How to search tens of thousands of items in a list of lists using hundreds of patterns

Question

I'm looking for advice on a better (faster) way to approach this. My problem is that as you increase the length of the "hosts" list the program takes exponentially longer to complete, and if "hosts" is long enough it takes so long for the program to complete that it seems to just lock up.
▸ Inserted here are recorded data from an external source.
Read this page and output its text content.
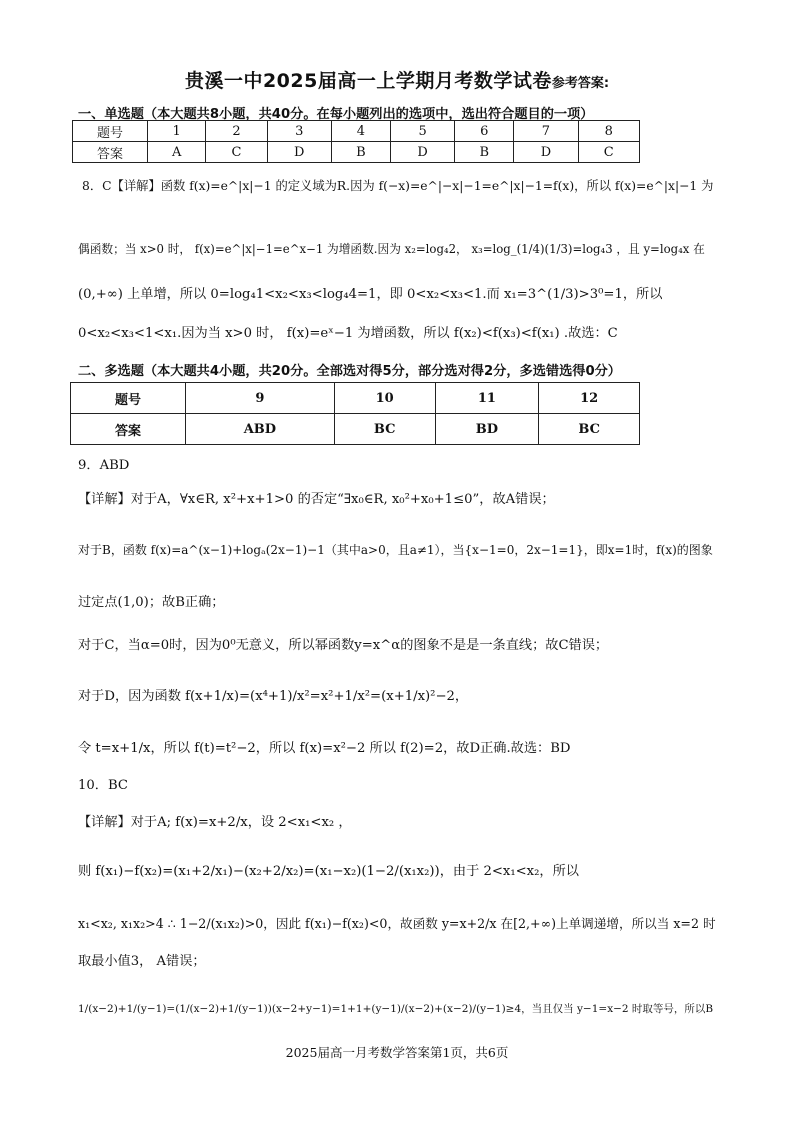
贵溪一中2025届高一上学期月考数学试卷参考答案:
一、单选题（本大题共8小题，共40分。在每小题列出的选项中，选出符合题目的一项）
题号	1	2	3	4	5	6	7	8
答案	A	C	D	B	D	B	D	C
8．C【详解】函数 f(x)=e^|x|−1 的定义域为R.因为 f(−x)=e^|−x|−1=e^|x|−1=f(x)，所以 f(x)=e^|x|−1 为
偶函数；当 x>0 时， f(x)=e^|x|−1=e^x−1 为增函数.因为 x₂=log₄2， x₃=log_(1/4)(1/3)=log₄3 ，且 y=log₄x 在
(0,+∞) 上单增，所以 0=log₄1<x₂<x₃<log₄4=1，即 0<x₂<x₃<1.而 x₁=3^(1/3)>3⁰=1，所以
0<x₂<x₃<1<x₁.因为当 x>0 时， f(x)=eˣ−1 为增函数，所以 f(x₂)<f(x₃)<f(x₁) .故选：C
二、多选题（本大题共4小题，共20分。全部选对得5分，部分选对得2分，多选错选得0分）
题号	9	10	11	12
答案	ABD	BC	BD	BC
9．ABD
【详解】对于A，∀x∈R, x²+x+1>0 的否定“∃x₀∈R, x₀²+x₀+1≤0”，故A错误；
对于B，函数 f(x)=a^(x−1)+logₐ(2x−1)−1（其中a>0，且a≠1），当{x−1=0，2x−1=1}，即x=1时，f(x)的图象
过定点(1,0)；故B正确；
对于C，当α=0时，因为0⁰无意义，所以幂函数y=x^α的图象不是是一条直线；故C错误；
对于D，因为函数 f(x+1/x)=(x⁴+1)/x²=x²+1/x²=(x+1/x)²−2，
令 t=x+1/x，所以 f(t)=t²−2，所以 f(x)=x²−2 所以 f(2)=2，故D正确.故选：BD
10．BC
【详解】对于A; f(x)=x+2/x，设 2<x₁<x₂ ，
则 f(x₁)−f(x₂)=(x₁+2/x₁)−(x₂+2/x₂)=(x₁−x₂)(1−2/(x₁x₂))，由于 2<x₁<x₂，所以
x₁<x₂, x₁x₂>4 ∴ 1−2/(x₁x₂)>0，因此 f(x₁)−f(x₂)<0，故函数 y=x+2/x 在[2,+∞)上单调递增，所以当 x=2 时
取最小值3， A错误；
1/(x−2)+1/(y−1)=(1/(x−2)+1/(y−1))(x−2+y−1)=1+1+(y−1)/(x−2)+(x−2)/(y−1)≥4，当且仅当 y−1=x−2 时取等号，所以B
2025届高一月考数学答案第1页，共6页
• "hosts" is a list of lists that contains tens of thousands of items. When iterating through "hosts" i[0] will always be an IP address, i[4] will always be a 5 digit number, and i[7] will always be a multi-line string.
• "searchPatterns" is a list of lists read in from a CSV file where elements i[0] through i[3] are regex search patterns (or the string "SKIP") and i[6] is a unique string used to identify a pattern match.

My current approach is to use the regex patterns from the CSV file to search through every multi-line list item contained in the "hosts" i[7] element. There are 100's of possible matches, and I need to identify all matches associated with each IP address and assign the unique string from the CSV file to identify all pattern matches. Finally, I need to put that information into the "fullMatchList" to use later.

NOTE: Even though each list item in "searchPatterns" has up to 4 patterns, I only need it to identify the first pattern found and then it can move on to the next list item to continue finding matches for that IP.

for i in hosts:
    if i[4] == "13579" or i[4] == "24680":
        for j in searchPatterns:
            for k in range(4):
                if j[k] == "SKIP":
                    continue
                else:
                    match = re.search(r'%s' % j[k], i[7], flags=re.DOTALL)
                    if match is not None:
                        if tempIP == "":
                            tempIP = i[0]
                            matchListPerIP.append(j[4])
                        elif tempIP == i[0]:
                            matchListPerIP.append(j[4])
                        elif tempIP != i[0]:
                            fullMatchList.append([tempIP, matchListPerIP])
                            tempIP = i[0]
                            matchListPerIP = []
                            matchListPerIP.append(j[4])
                        break
fullMatchList.append([tempIP, matchListPerIP])

Here's an example regex search pattern from the CSV file:
(?!(.*?)\br2\b)cpe:/o:microsoft:windows_server_2008:

That pattern is intended to identify Windows Server 2008, and includes a negative lookahead to avoid matching the R2 edition.

I'm new to Python so any advice is appreciated! Thank you!

Answer 1

The NIDS community has done a lot of work on testing the same string(s) (network packets) against a long list of regexes (firewall rules).

I haven't read the literature, but Coit et al.'s "Towards faster string matching for intrusion detection or exceeding the speed of Snort" appears to be a good starting point.

Quoting from the Introduction:

The basic string matching task that must be
performed by a NIDS is to match a number of patterns drawn from the NIDS rules to 
each packet or reconstructed TCP stream that the NIDS is analyzing. In Snort, the 
total number of rules available has become quite large, and continues to grow 
rapidly. As of 10/10/2000 there were 854 rules included in the “10102kany.rules” 
ruleset file [5]. 68 of these rules did not require content matching while 786 
relied on content matching to identify harmful packets. Thus, even though not 
every pattern string is applied to every stream, there are a large number of 
patterns being applied to some streams. For example, in traffic inbound to a web 
server, Snort v 1.6.3 with the snort.org ruleset, “10102kany.rules”, checks up to 
3 15 pattern strings against each packet. At the moment, it checks each pattern in 
turn using the Boyer-Moore algorithm. Since the patterns often have something in 
common, it seemed likely that there is considerable scope for efficiency 
improvements here, and so it has proved.